Insights into geomorphic and vegetation spatial patterns within dynamic river floodplains using soft classification approaches
Thursday, 18 December 2014
Lowland rivers in broad alluvial floodplains create one of the most dynamic landscapes, governed by multiple, and commonly nonlinear, interactions among geomorphic, hydrologic, and ecologic processes. Fluvial landforms and land-cover patches composing the floodplains of lowland rivers vary in their shapes and sizes because of variations in vegetation biomass, topography, and soil composition (e.g., of abandoned meanders versus accreting bars) across space. Such floodplain heterogeneity, in turn, influences future river-channel evolution by creating variability in channel-migration rates. In this study, using Landsat 5 Thematic Mapper data and alternative image-classification approaches, we investigate geomorphic and vegetation spatial patterns in a dynamic large tropical river. Specifically, we examine the spatial relations between river-channel planform and fluvial-landform and land-cover patterns across the floodplain. We classify the images using both hard and soft classification algorithms. We characterize the structure of geomorphic landform and vegetation components of the floodplain by computing a range of class-level landscape metrics based on the classified images.
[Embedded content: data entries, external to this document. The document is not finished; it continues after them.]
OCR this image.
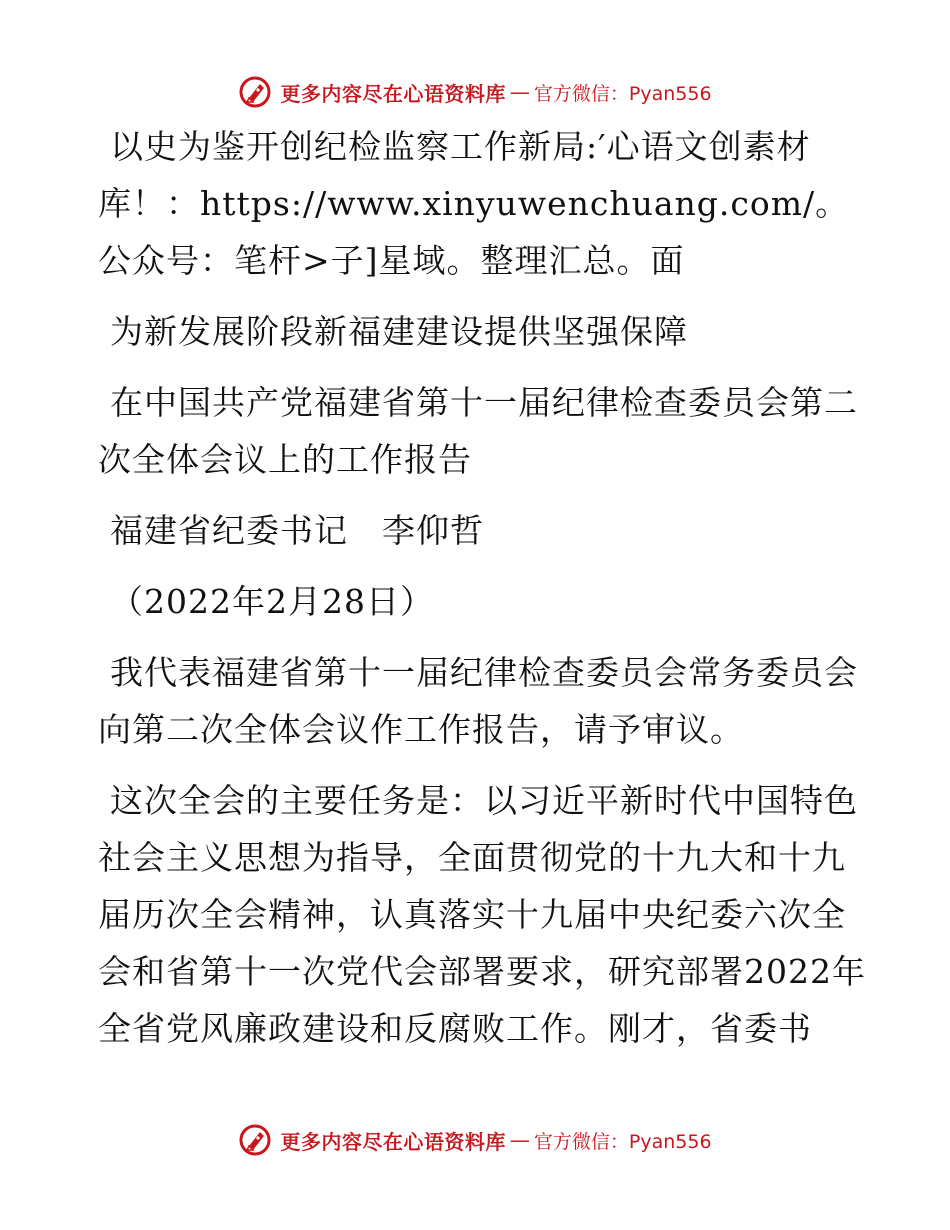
更多内容尽在心语资料库 — 官方微信：Pyan556

以史为鉴开创纪检监察工作新局:′心语文创素材库！：https://www.xinyuwenchuang.com/。公众号：笔杆>子]星域。整理汇总。面

为新发展阶段新福建建设提供坚强保障

在中国共产党福建省第十一届纪律检查委员会第二次全体会议上的工作报告

福建省纪委书记　李仰哲

（2022年2月28日）

我代表福建省第十一届纪律检查委员会常务委员会向第二次全体会议作工作报告，请予审议。

这次全会的主要任务是：以习近平新时代中国特色社会主义思想为指导，全面贯彻党的十九大和十九届历次全会精神，认真落实十九届中央纪委六次全会和省第十一次党代会部署要求，研究部署2022年全省党风廉政建设和反腐败工作。刚才，省委书

更多内容尽在心语资料库 — 官方微信：Pyan556
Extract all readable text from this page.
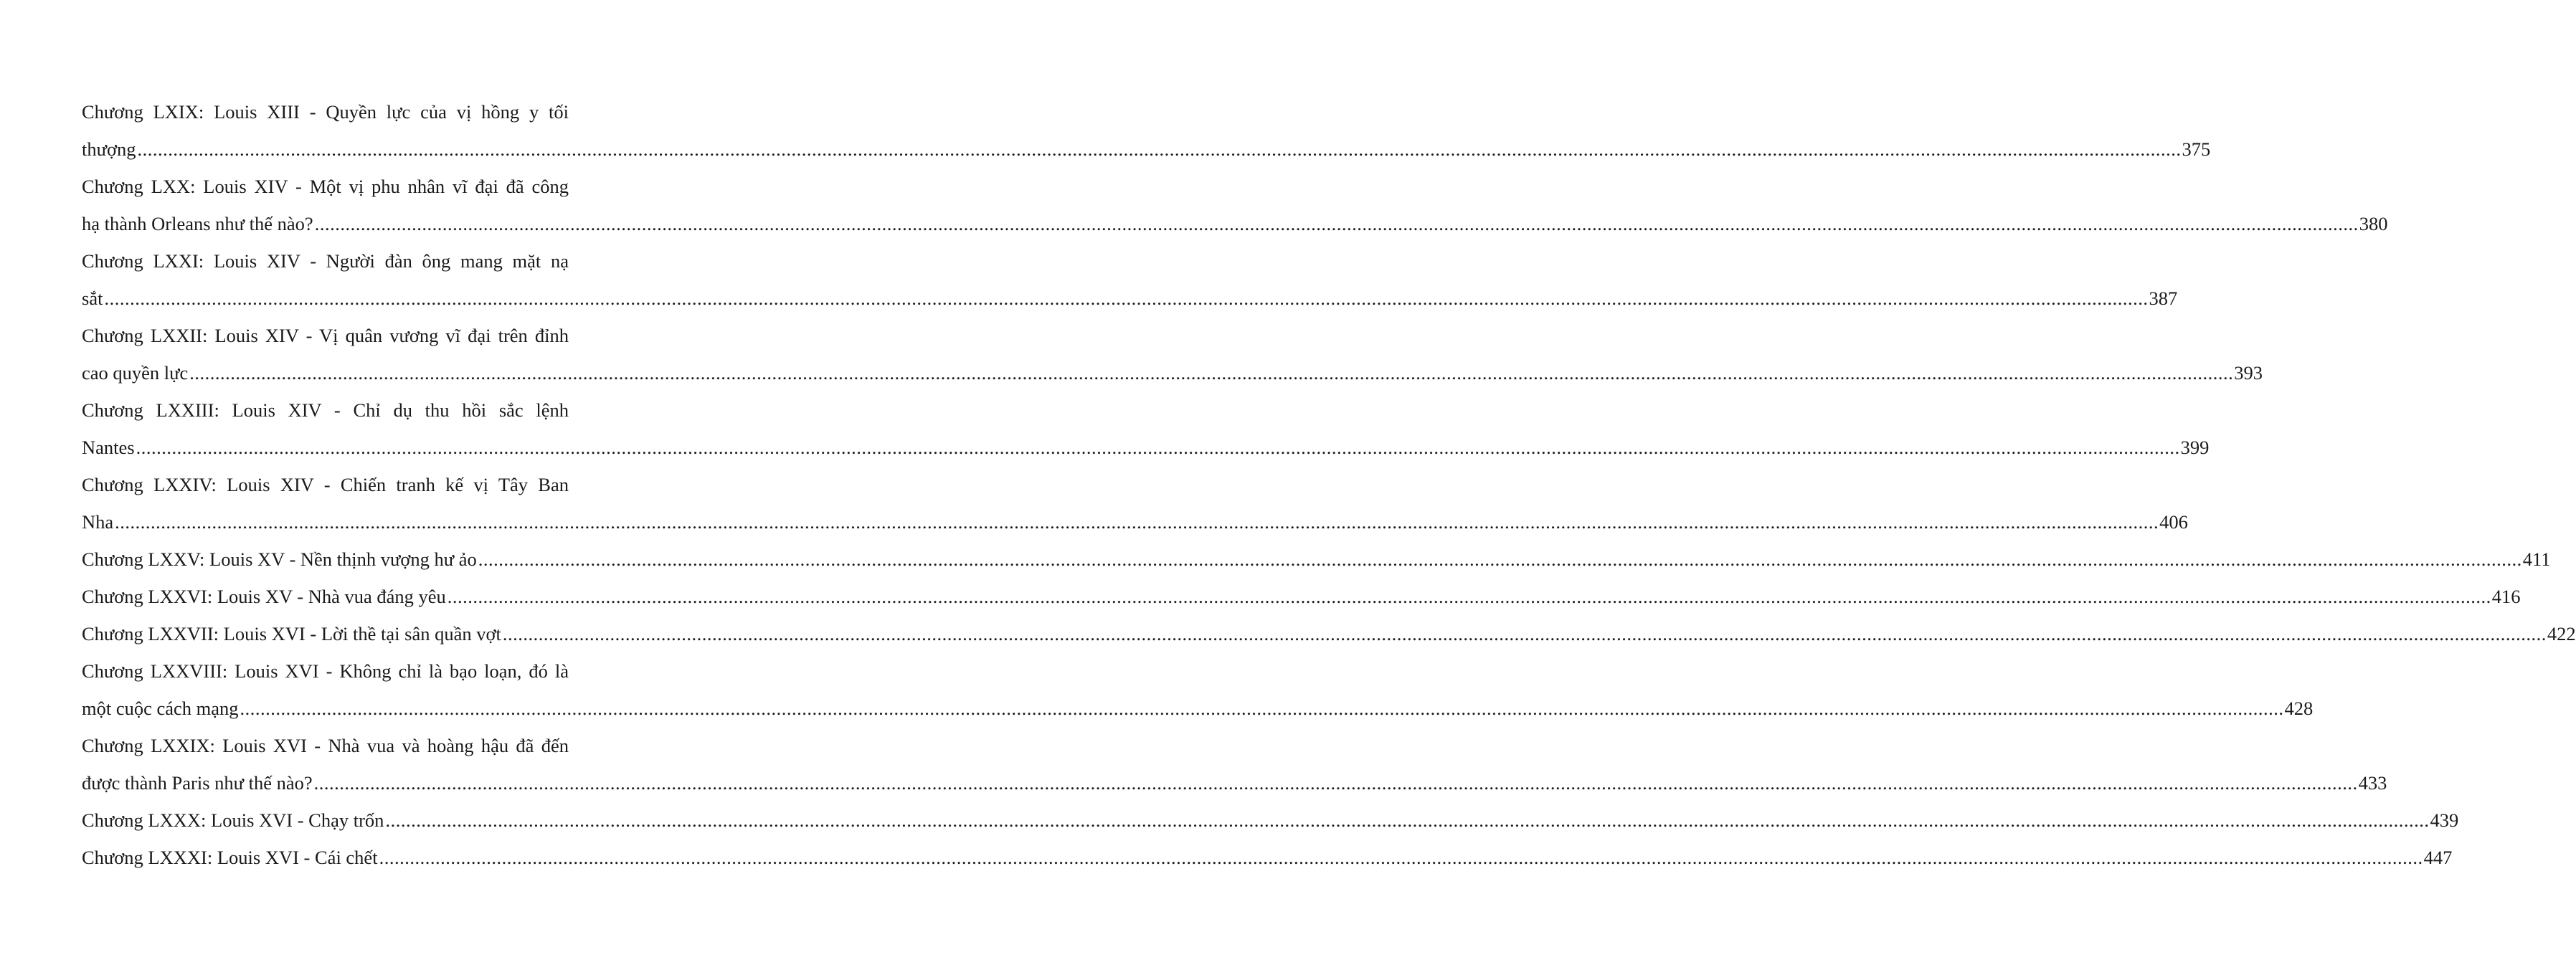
Chương LXIX: Louis XIII - Quyền lực của vị hồng y tối
thượng ................................................................................................................................................................................................................................................................................................................................................................................................................ 375
Chương LXX: Louis XIV - Một vị phu nhân vĩ đại đã công
hạ thành Orleans như thế nào? ................................................................................................................................................................................................................................................................................................................................................................................................................ 380
Chương LXXI: Louis XIV - Người đàn ông mang mặt nạ
sắt ................................................................................................................................................................................................................................................................................................................................................................................................................ 387
Chương LXXII: Louis XIV - Vị quân vương vĩ đại trên đỉnh
cao quyền lực ................................................................................................................................................................................................................................................................................................................................................................................................................ 393
Chương LXXIII: Louis XIV - Chỉ dụ thu hồi sắc lệnh
Nantes ................................................................................................................................................................................................................................................................................................................................................................................................................ 399
Chương LXXIV: Louis XIV - Chiến tranh kế vị Tây Ban
Nha ................................................................................................................................................................................................................................................................................................................................................................................................................ 406
Chương LXXV: Louis XV - Nền thịnh vượng hư ảo ................................................................................................................................................................................................................................................................................................................................................................................................................ 411
Chương LXXVI: Louis XV - Nhà vua đáng yêu ................................................................................................................................................................................................................................................................................................................................................................................................................ 416
Chương LXXVII: Louis XVI - Lời thề tại sân quần vợt ................................................................................................................................................................................................................................................................................................................................................................................................................ 422
Chương LXXVIII: Louis XVI - Không chỉ là bạo loạn, đó là
một cuộc cách mạng ................................................................................................................................................................................................................................................................................................................................................................................................................ 428
Chương LXXIX: Louis XVI - Nhà vua và hoàng hậu đã đến
được thành Paris như thế nào? ................................................................................................................................................................................................................................................................................................................................................................................................................ 433
Chương LXXX: Louis XVI - Chạy trốn ................................................................................................................................................................................................................................................................................................................................................................................................................ 439
Chương LXXXI: Louis XVI - Cái chết ................................................................................................................................................................................................................................................................................................................................................................................................................ 447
Results indicate that comparable classification accuracies are accrued for the inherently hard and (hardened) soft classification images, ranging from 89.8% to 91.8% overall accuracy. However, soft classification images provide unique information regarding spatially-varying similarities and differences in water-column properties of oxbow lakes and the main river channel. Proximity analyses, where buffer zones along the river with distances corresponding to 5, 10, and 20 river-channel widths are constructed, reveal that the average size of forest patches first increase away from the river banks but they become sparse after a distance of 10 channel widths away from the river.